Jehoshaphat: Let’s go to war.

Ahab: Sounds good. I got my men and my chariots. I’m good to go.

Jehoshaphat: Wait a minute! Shouldn’t we seek the counsel of the LORD?

Ahab: Alright. Let me call my prophets. Prophets?

Prophets: “Go for it, man!”

Jehoshaphat: Don’t you have any real prophets?

Ahab: Well, there is this one guy. But I hate him because he never tells me anything I want to hear.

Jehoshaphat: Don’t say that.

Ahab: You asked for it. Bring me Micaiah!

Servant to Micaiah: Okay, this is your big break. The rest of the prophets are telling the king he’s gonna win. Just go along with it.

Ahab to Micaiah: Well, whadya have to say for yourself?

Micaiah: Attack and be victorious, oh king (yawn).

Ahab: How many times do I have to make you swear to tell me only God’s honest truth?

Micaiah: God says, “Your troops will be scattered and you will die a horrible death at their hands.”

Ahab to Jehoshaphat: See?
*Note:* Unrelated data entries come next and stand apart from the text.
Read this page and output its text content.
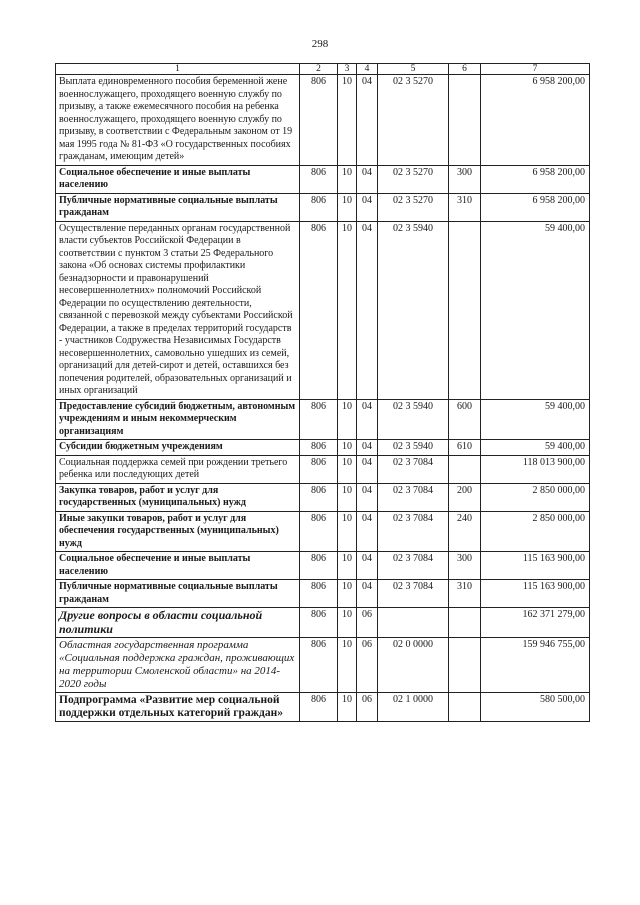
298
1	2	3	4	5	6	7
Выплата единовременного пособия беременной жене военнослужащего, проходящего военную службу по призыву, а также ежемесячного пособия на ребенка военнослужащего, проходящего военную службу по призыву, в соответствии с Федеральным законом от 19 мая 1995 года № 81-ФЗ «О государственных пособиях гражданам, имеющим детей»	806	10	04	02 3 5270		6 958 200,00
Социальное обеспечение и иные выплаты населению	806	10	04	02 3 5270	300	6 958 200,00
Публичные нормативные социальные выплаты гражданам	806	10	04	02 3 5270	310	6 958 200,00
Осуществление переданных органам государственной власти субъектов Российской Федерации в соответствии с пунктом 3 статьи 25 Федерального закона «Об основах системы профилактики безнадзорности и правонарушений несовершеннолетних» полномочий Российской Федерации по осуществлению деятельности, связанной с перевозкой между субъектами Российской Федерации, а также в пределах территорий государств - участников Содружества Независимых Государств несовершеннолетних, самовольно ушедших из семей, организаций для детей-сирот и детей, оставшихся без попечения родителей, образовательных организаций и иных организаций	806	10	04	02 3 5940		59 400,00
Предоставление субсидий бюджетным, автономным учреждениям и иным некоммерческим организациям	806	10	04	02 3 5940	600	59 400,00
Субсидии бюджетным учреждениям	806	10	04	02 3 5940	610	59 400,00
Социальная поддержка семей при рождении третьего ребенка или последующих детей	806	10	04	02 3 7084		118 013 900,00
Закупка товаров, работ и услуг для государственных (муниципальных) нужд	806	10	04	02 3 7084	200	2 850 000,00
Иные закупки товаров, работ и услуг для обеспечения государственных (муниципальных) нужд	806	10	04	02 3 7084	240	2 850 000,00
Социальное обеспечение и иные выплаты населению	806	10	04	02 3 7084	300	115 163 900,00
Публичные нормативные социальные выплаты гражданам	806	10	04	02 3 7084	310	115 163 900,00
Другие вопросы в области социальной политики	806	10	06			162 371 279,00
Областная государственная программа «Социальная поддержка граждан, проживающих на территории Смоленской области» на 2014-2020 годы	806	10	06	02 0 0000		159 946 755,00
Подпрограмма «Развитие мер социальной поддержки отдельных категорий граждан»	806	10	06	02 1 0000		580 500,00
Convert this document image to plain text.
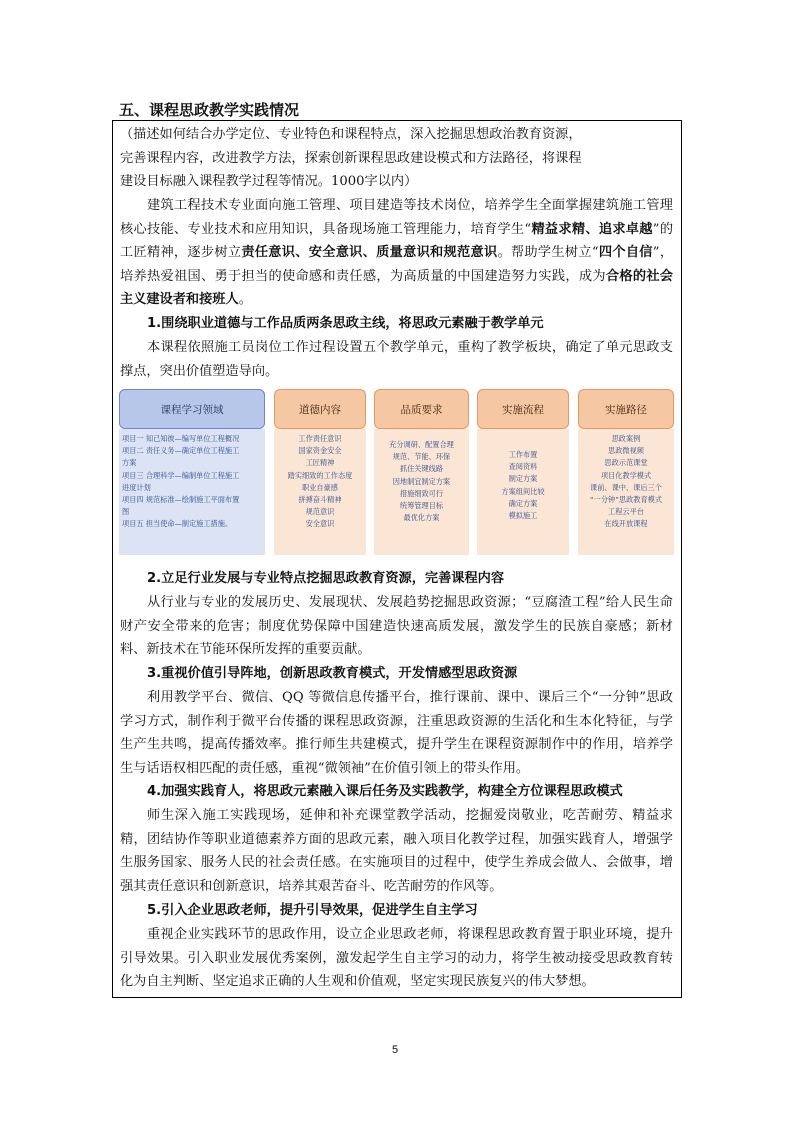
五、课程思政教学实践情况
（描述如何结合办学定位、专业特色和课程特点，深入挖掘思想政治教育资源，
完善课程内容，改进教学方法，探索创新课程思政建设模式和方法路径，将课程
建设目标融入课程教学过程等情况。1000字以内）
建筑工程技术专业面向施工管理、项目建造等技术岗位，培养学生全面掌握建筑施工管理核心技能、专业技术和应用知识，具备现场施工管理能力，培育学生“精益求精、追求卓越”的工匠精神，逐步树立责任意识、安全意识、质量意识和规范意识。帮助学生树立“四个自信”，培养热爱祖国、勇于担当的使命感和责任感，为高质量的中国建造努力实践，成为合格的社会主义建设者和接班人。
1.围绕职业道德与工作品质两条思政主线，将思政元素融于教学单元
本课程依照施工员岗位工作过程设置五个教学单元，重构了教学板块，确定了单元思政支撑点，突出价值塑造导向。
课程学习领域
项目一 知己知彼—编写单位工程概况
项目二 责任义务—确定单位工程施工
方案
项目三 合理科学—编制单位工程施工
进度计划
项目四 规范标准—绘制施工平面布置
图
项目五 担当使命—制定施工措施。
道德内容
工作责任意识
国家资金安全
工匠精神
踏实细致的工作态度
职业自豪感
拼搏奋斗精神
规范意识
安全意识
品质要求
充分调研、配置合理
规范、节能、环保
抓住关键线路
因地制宜制定方案
措施细致可行
统筹管理目标
最优化方案
实施流程
工作布置
查阅资料
制定方案
方案组间比较
确定方案
模拟施工
实施路径
思政案例
思政微视频
思政示范课堂
项目化教学模式
课前、课中、课后三个
“一分钟”思政教育模式
工程云平台
在线开放课程
2.立足行业发展与专业特点挖掘思政教育资源，完善课程内容
从行业与专业的发展历史、发展现状、发展趋势挖掘思政资源；“豆腐渣工程”给人民生命财产安全带来的危害；制度优势保障中国建造快速高质发展，激发学生的民族自豪感；新材料、新技术在节能环保所发挥的重要贡献。
3.重视价值引导阵地，创新思政教育模式，开发情感型思政资源
利用教学平台、微信、QQ 等微信息传播平台，推行课前、课中、课后三个“一分钟”思政学习方式，制作利于微平台传播的课程思政资源，注重思政资源的生活化和生本化特征，与学生产生共鸣，提高传播效率。推行师生共建模式，提升学生在课程资源制作中的作用，培养学生与话语权相匹配的责任感，重视“微领袖”在价值引领上的带头作用。
4.加强实践育人，将思政元素融入课后任务及实践教学，构建全方位课程思政模式
师生深入施工实践现场，延伸和补充课堂教学活动，挖掘爱岗敬业，吃苦耐劳、精益求精，团结协作等职业道德素养方面的思政元素，融入项目化教学过程，加强实践育人，增强学生服务国家、服务人民的社会责任感。在实施项目的过程中，使学生养成会做人、会做事，增强其责任意识和创新意识，培养其艰苦奋斗、吃苦耐劳的作风等。
5.引入企业思政老师，提升引导效果，促进学生自主学习
重视企业实践环节的思政作用，设立企业思政老师，将课程思政教育置于职业环境，提升引导效果。引入职业发展优秀案例，激发起学生自主学习的动力，将学生被动接受思政教育转化为自主判断、坚定追求正确的人生观和价值观，坚定实现民族复兴的伟大梦想。
5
I told you he never tells me what I want to hear!


The sad part is that Ahab decides to hear what he wants to hear. He goes to war. His army is routed. He takes an arrow to the chest and bleeds to death in his chariot, watching as the enemy decimates his army. Like it or not, God’s got Ahab’s final word.


We don’t always like what God has to say to us. We find ways of reading God’s Word selectively. We’re even more selective in the way we respond to those entrusted with teaching God’s Word. It’s easy to disregard God’s message on the basis of the messenger. But we circumnavigate God’s Word at our peril. A doctor’s caution to stop smoking or lose weight might fall on unreceptive ears, but it’s a message intended to save your life. So it is with the Word of God. God may very well tell you stuff you don’t want to hear, but he does so with the intent of saving your life. Listen.